Richard Pennant, 1st Baron Penrhyn


Richard Pennant, 1st Baron Penrhyn, was the owner of Penrhyn estate, on the outskirts of Bangor, North Wales, six sugar plantations in Jamaica, and hundreds of enslaved African workers. He was a staunch anti-abolitionist and sat in the House of Commons between 1761 and 1790. He received an Irish peerage in 1783.

Early life

Pennant was the second son of John Pennant, merchant, of Liverpool, and his wife Bonella Hodges, daughter of Joseph Hodges, of Jamaica. He was educated at Newcome's academy in Hackney, and was admitted at Trinity College, Cambridge, on 18 January 1754.

Political career

Pennant was returned as Member of Parliament for Petersfield at the 1761 general election, by William Jolliffe under an arrangement with William Beckford. He intended to become MP for Liverpool at the next election, but when a vacancy arose in 1767, he was returned unopposed at a by-election on 4 December 1767. He successfully contested Liverpool in 1768, and again in 1774. In the 1780 general election he was defeated at Liverpool. On the recommendation of Fox, he was created 1st Baron Penrhyn of Penrhyn in the county of Lough, Ireland, in 1783, even though he was not Irish. Holding an Irish peerage did not disqualify him from standing for elections to the Westminster House of Commons as, both before and after the Union, Irish peerages were used to create peers who could not sit in the English House of Lords but who could do so in the House of Commons.
In the 1784 general election, Penrhyn, as he now was, again contested Liverpool and was returned as MP. In the ensuing parliament he is said to have made over thirty speeches, relating to the West Indies and Liverpool trade. There was a debate on the slave trade in May 1788, and it was reported that the only two Members who spoke in extenuation or even in justification of the African trade were Penrhyn and Bamber Gascoyne jr.
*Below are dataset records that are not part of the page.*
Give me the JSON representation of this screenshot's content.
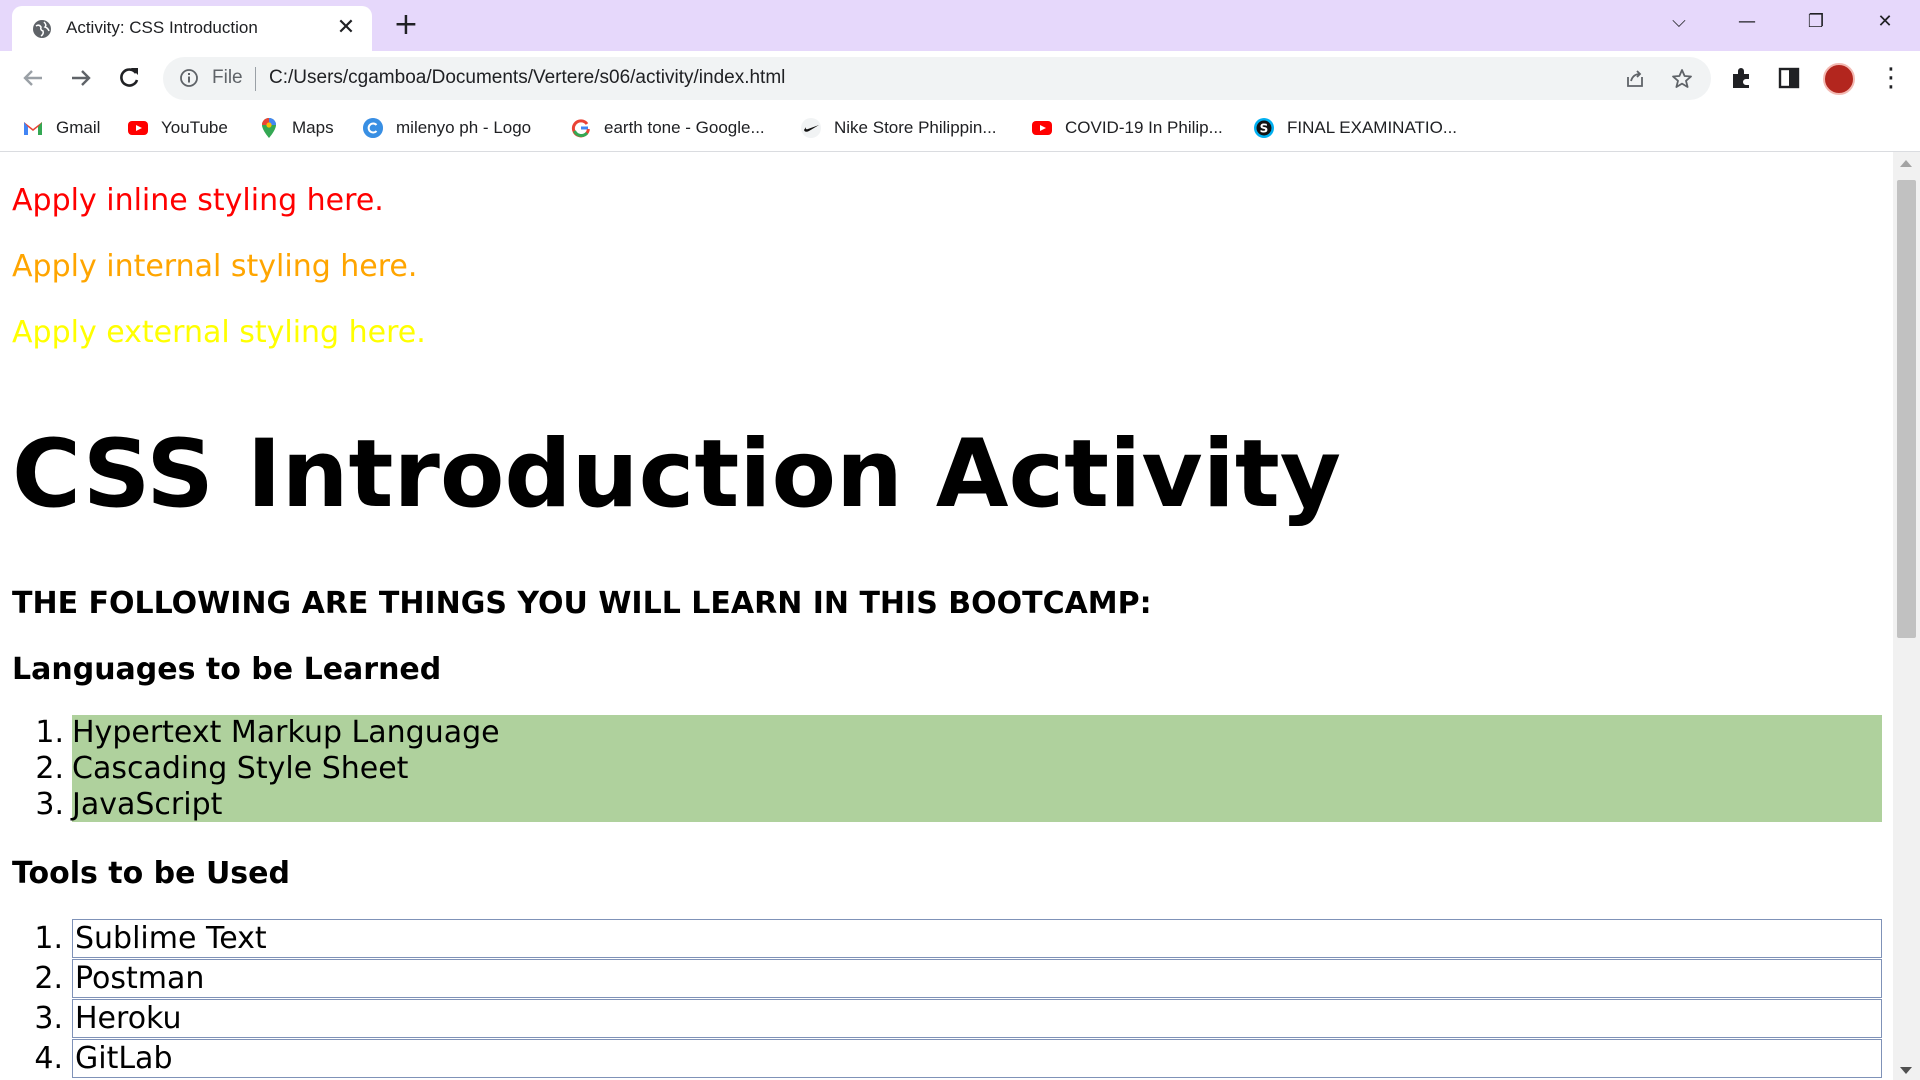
{
  "tab": {
    "title": "Activity: CSS Introduction",
    "favicon": "globe-icon",
    "close_label": "✕"
  },
  "new_tab_label": "+",
  "window_controls": {
    "tab_search": "⌵",
    "minimize": "—",
    "restore": "❐",
    "close": "✕"
  },
  "omnibox": {
    "scheme_label": "File",
    "url": "C:/Users/cgamboa/Documents/Vertere/s06/activity/index.html"
  },
  "bookmarks": [
    {
      "label": "Gmail",
      "icon": "gmail-icon"
    },
    {
      "label": "YouTube",
      "icon": "youtube-icon"
    },
    {
      "label": "Maps",
      "icon": "maps-icon"
    },
    {
      "label": "milenyo ph - Logo",
      "icon": "canva-icon"
    },
    {
      "label": "earth tone - Google...",
      "icon": "google-icon"
    },
    {
      "label": "Nike Store Philippin...",
      "icon": "nike-icon"
    },
    {
      "label": "COVID-19 In Philip...",
      "icon": "youtube-icon"
    },
    {
      "label": "FINAL EXAMINATIO...",
      "icon": "skype-icon"
    }
  ],
  "page": {
    "inline_text": "Apply inline styling here.",
    "internal_text": "Apply internal styling here.",
    "external_text": "Apply external styling here.",
    "heading": "CSS Introduction Activity",
    "subheading": "THE FOLLOWING ARE THINGS YOU WILL LEARN IN THIS BOOTCAMP:",
    "languages_heading": "Languages to be Learned",
    "languages": [
      {
        "num": "1.",
        "label": "Hypertext Markup Language"
      },
      {
        "num": "2.",
        "label": "Cascading Style Sheet"
      },
      {
        "num": "3.",
        "label": "JavaScript"
      }
    ],
    "tools_heading": "Tools to be Used",
    "tools": [
      {
        "num": "1.",
        "label": "Sublime Text"
      },
      {
        "num": "2.",
        "label": "Postman"
      },
      {
        "num": "3.",
        "label": "Heroku"
      },
      {
        "num": "4.",
        "label": "GitLab"
      }
    ]
  },
  "colors": {
    "tabstrip": "#e6d8fb",
    "inline_text": "#ff0000",
    "internal_text": "#ffa500",
    "external_text": "#ffff00",
    "languages_bg": "#afd19d",
    "tools_border": "#7f92b8"
  }
}
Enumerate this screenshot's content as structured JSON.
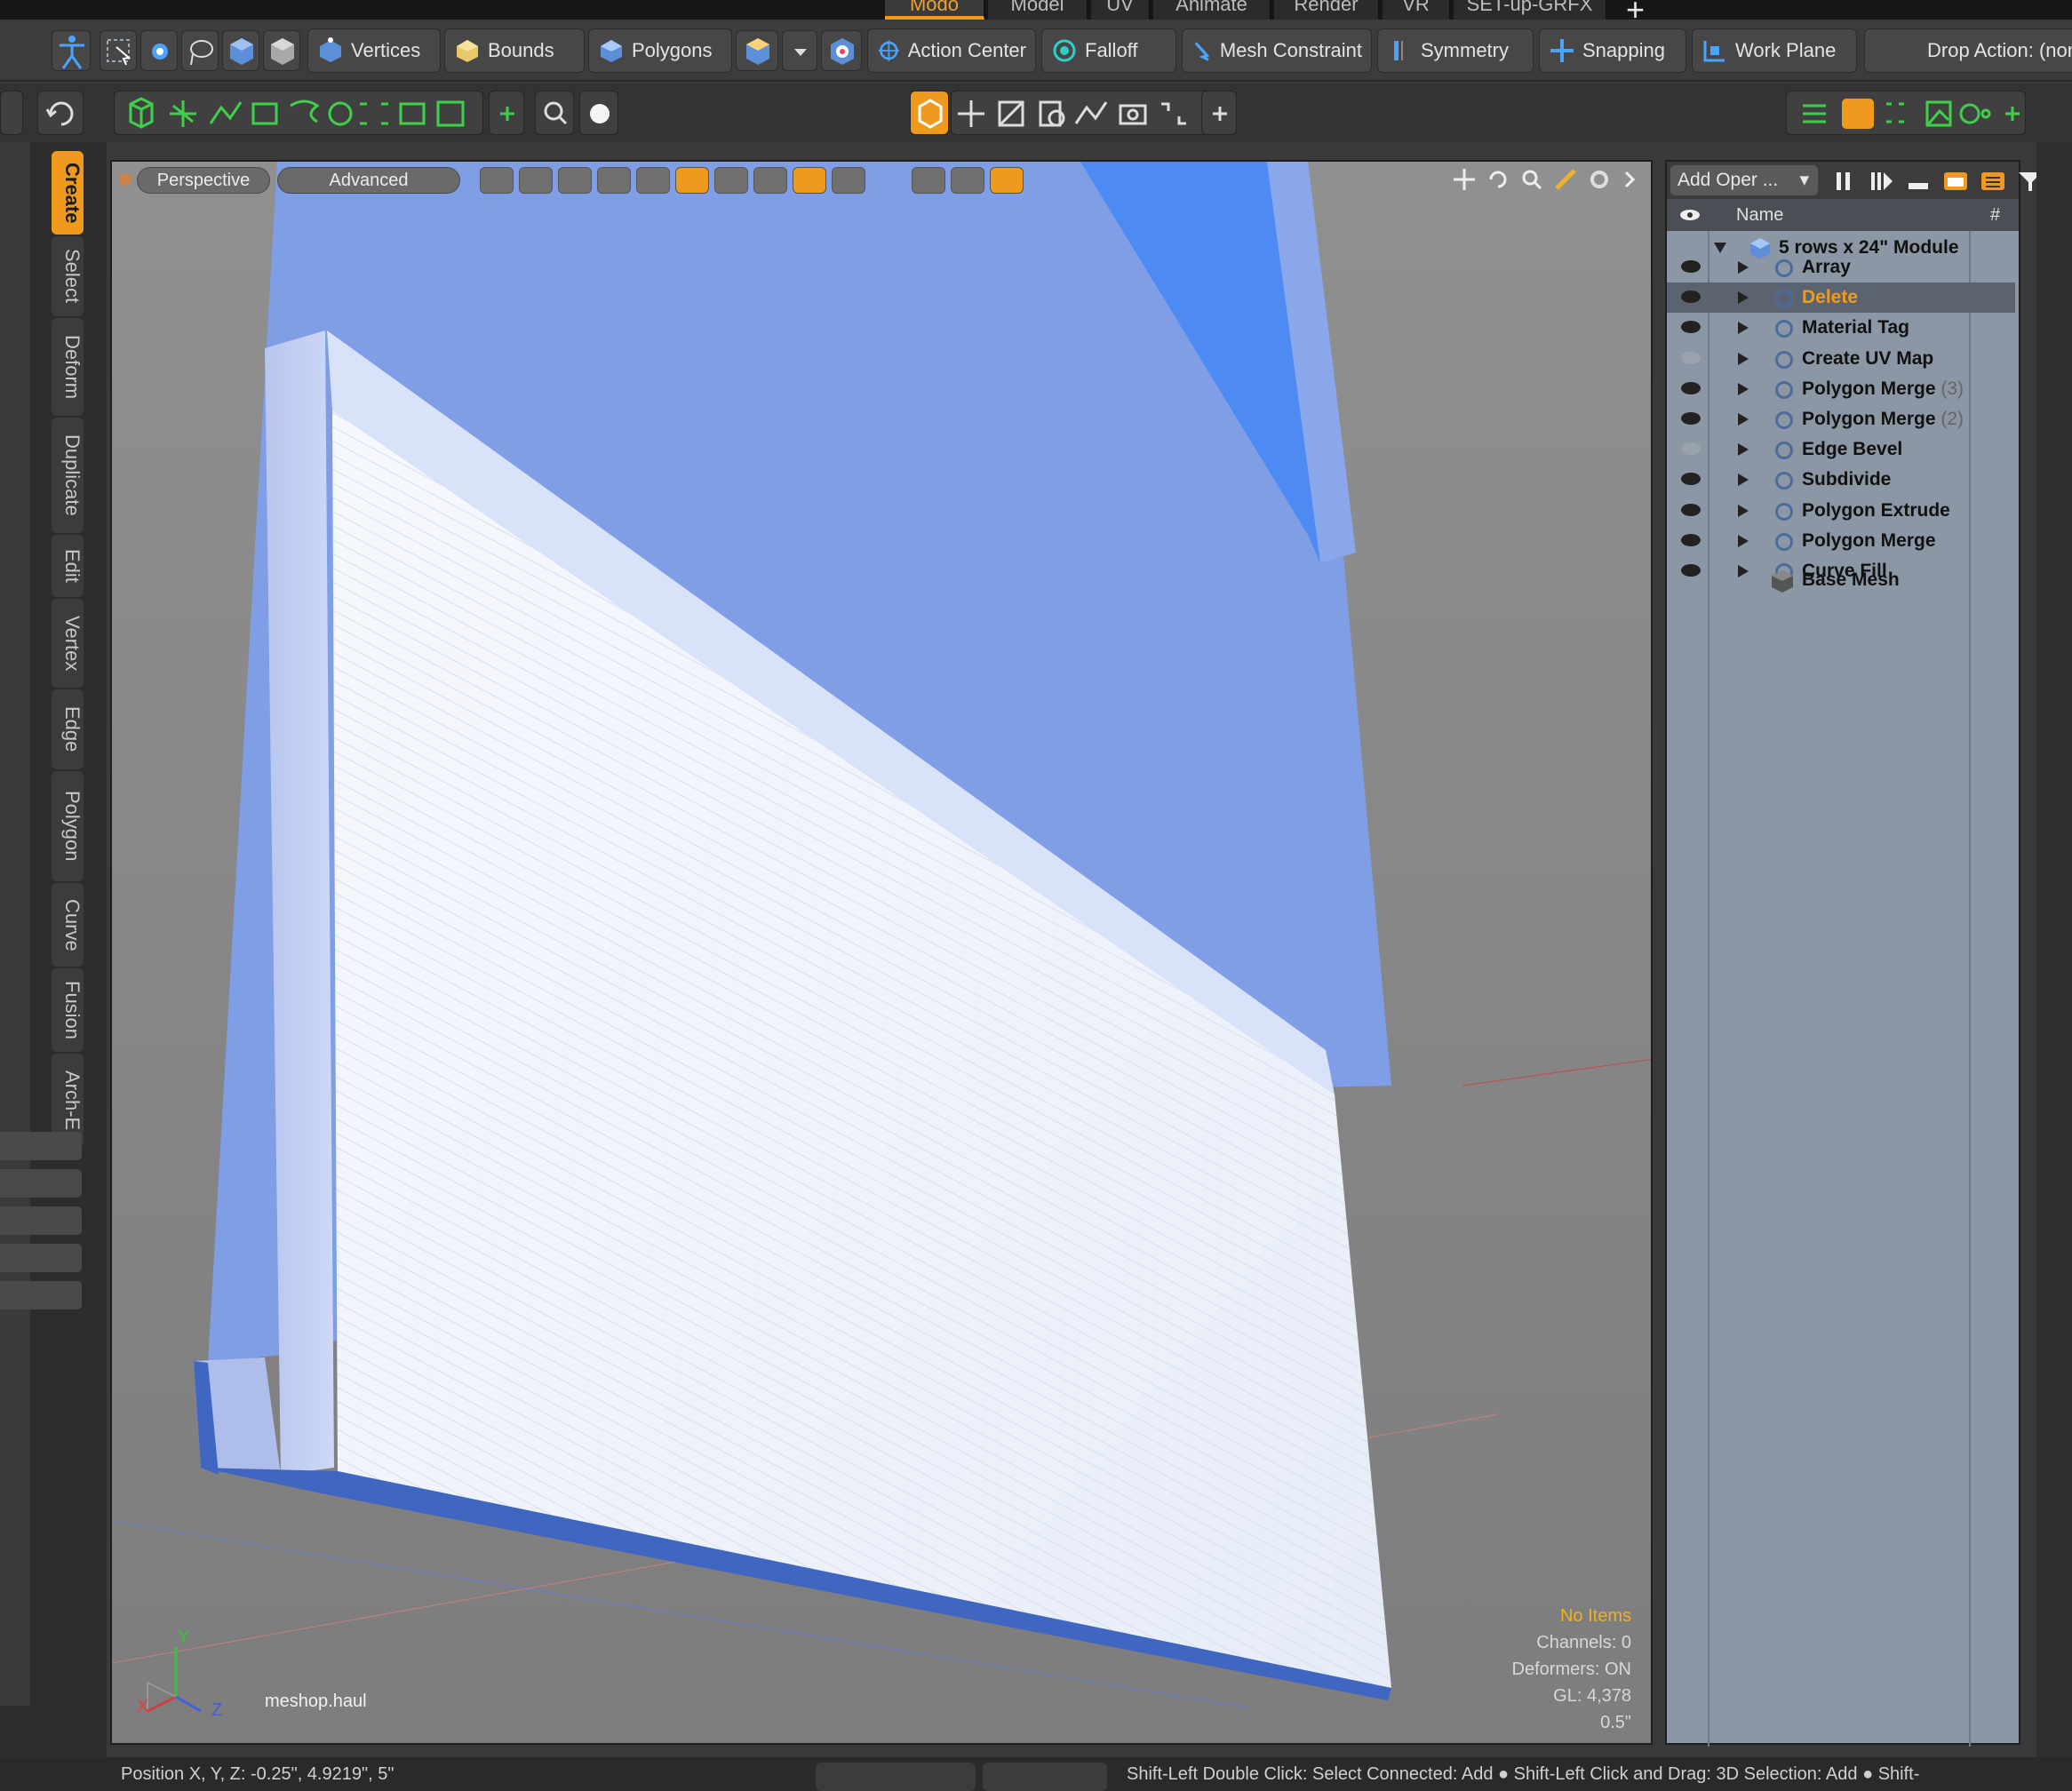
{
  "tabs": [
    {
      "label": "Modo",
      "active": true
    },
    {
      "label": "Model",
      "active": false
    },
    {
      "label": "UV",
      "active": false
    },
    {
      "label": "Animate",
      "active": false
    },
    {
      "label": "Render",
      "active": false
    },
    {
      "label": "VR",
      "active": false
    },
    {
      "label": "SET-up-GRFX",
      "active": false
    }
  ],
  "tab_add": "+",
  "toolbar": {
    "vertices": "Vertices",
    "bounds": "Bounds",
    "polygons": "Polygons",
    "action_center": "Action Center",
    "falloff": "Falloff",
    "mesh_constraint": "Mesh Constraint",
    "symmetry": "Symmetry",
    "snapping": "Snapping",
    "work_plane": "Work Plane",
    "drop_action": "Drop Action: (non"
  },
  "left_tabs": [
    "Create",
    "Select",
    "Deform",
    "Duplicate",
    "Edit",
    "Vertex",
    "Edge",
    "Polygon",
    "Curve",
    "Fusion",
    "Arch-E"
  ],
  "viewport": {
    "view_mode": "Perspective",
    "shading_mode": "Advanced",
    "watermark": "meshop.haul",
    "no_items": "No Items",
    "channels": "Channels: 0",
    "deformers": "Deformers: ON",
    "gl": "GL: 4,378",
    "grid_size": "0.5\"",
    "axis_x": "X",
    "axis_y": "Y",
    "axis_z": "Z"
  },
  "mesh_ops": {
    "add_operator": "Add Oper ...",
    "col_name": "Name",
    "col_count": "#",
    "root": "5 rows x 24\" Module",
    "items": [
      {
        "label": "Array",
        "count": "",
        "visible": true,
        "selected": false
      },
      {
        "label": "Delete",
        "count": "",
        "visible": true,
        "selected": true
      },
      {
        "label": "Material Tag",
        "count": "",
        "visible": true,
        "selected": false
      },
      {
        "label": "Create UV Map",
        "count": "",
        "visible": false,
        "selected": false
      },
      {
        "label": "Polygon Merge",
        "count": "(3)",
        "visible": true,
        "selected": false
      },
      {
        "label": "Polygon Merge",
        "count": "(2)",
        "visible": true,
        "selected": false
      },
      {
        "label": "Edge Bevel",
        "count": "",
        "visible": false,
        "selected": false
      },
      {
        "label": "Subdivide",
        "count": "",
        "visible": true,
        "selected": false
      },
      {
        "label": "Polygon Extrude",
        "count": "",
        "visible": true,
        "selected": false
      },
      {
        "label": "Polygon Merge",
        "count": "",
        "visible": true,
        "selected": false
      },
      {
        "label": "Curve Fill",
        "count": "",
        "visible": true,
        "selected": false
      }
    ],
    "base_mesh": "Base Mesh"
  },
  "status": {
    "position": "Position X, Y, Z:  -0.25\", 4.9219\", 5\"",
    "hint": "Shift-Left Double Click: Select Connected: Add ●  Shift-Left Click and Drag: 3D Selection: Add ●  Shift-"
  },
  "colors": {
    "accent": "#f29b19",
    "panel": "#8b97a4",
    "viewport_bg": "#8b8b8b",
    "mesh_blue": "#7f9ee6",
    "mesh_white": "#eef2fb"
  }
}
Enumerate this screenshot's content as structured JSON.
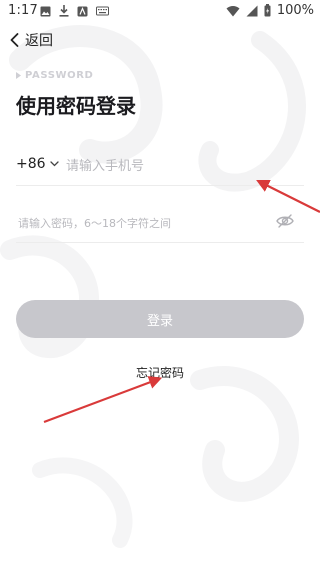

He stood again for Liverpool at the 1790 general election and was ahead in the poll, but withdrew in favour of Sir Banastre Tarleton who continued his anti-abolitionist activities.

Property

Penrhyn owned vast properties in Caernarfonshire, half of which he inherited from his wife, Ann Susannah Pennant née Warburton, the daughter of General Hugh Warburton, and half he inherited from his father who was Warburton's business partner. As owner of Penrhyn slate quarry, he was prominent in the development of the Welsh slate industry.

Slave-ownership

Penrhyn owned six sugar plantations in Jamaica, which were worked by over six hundred slaves. He was however an absentee land-owner and slave-owner, and never visited Jamaica. The wealth Pennant generated from sugar and slavery in Jamaica was invested in road and dock building and the slate industry in Wales, in particular his Penrhyn slate quarry.

Death and legacy

On his death on 21 January 1808, Penrhyn's entire estate went to his second cousin, George Hay Dawkins, who subsequently adopted the surname of Dawkins-Pennant. Dawkins' daughter Juliana and her husband were named as co-heirs of the estate on the condition that they also took the surname Pennant, which condition they duly accepted. Dawkins' son-in-law, Edward Gordon Douglas, was later created 1st Baron Penrhyn of Llandygai.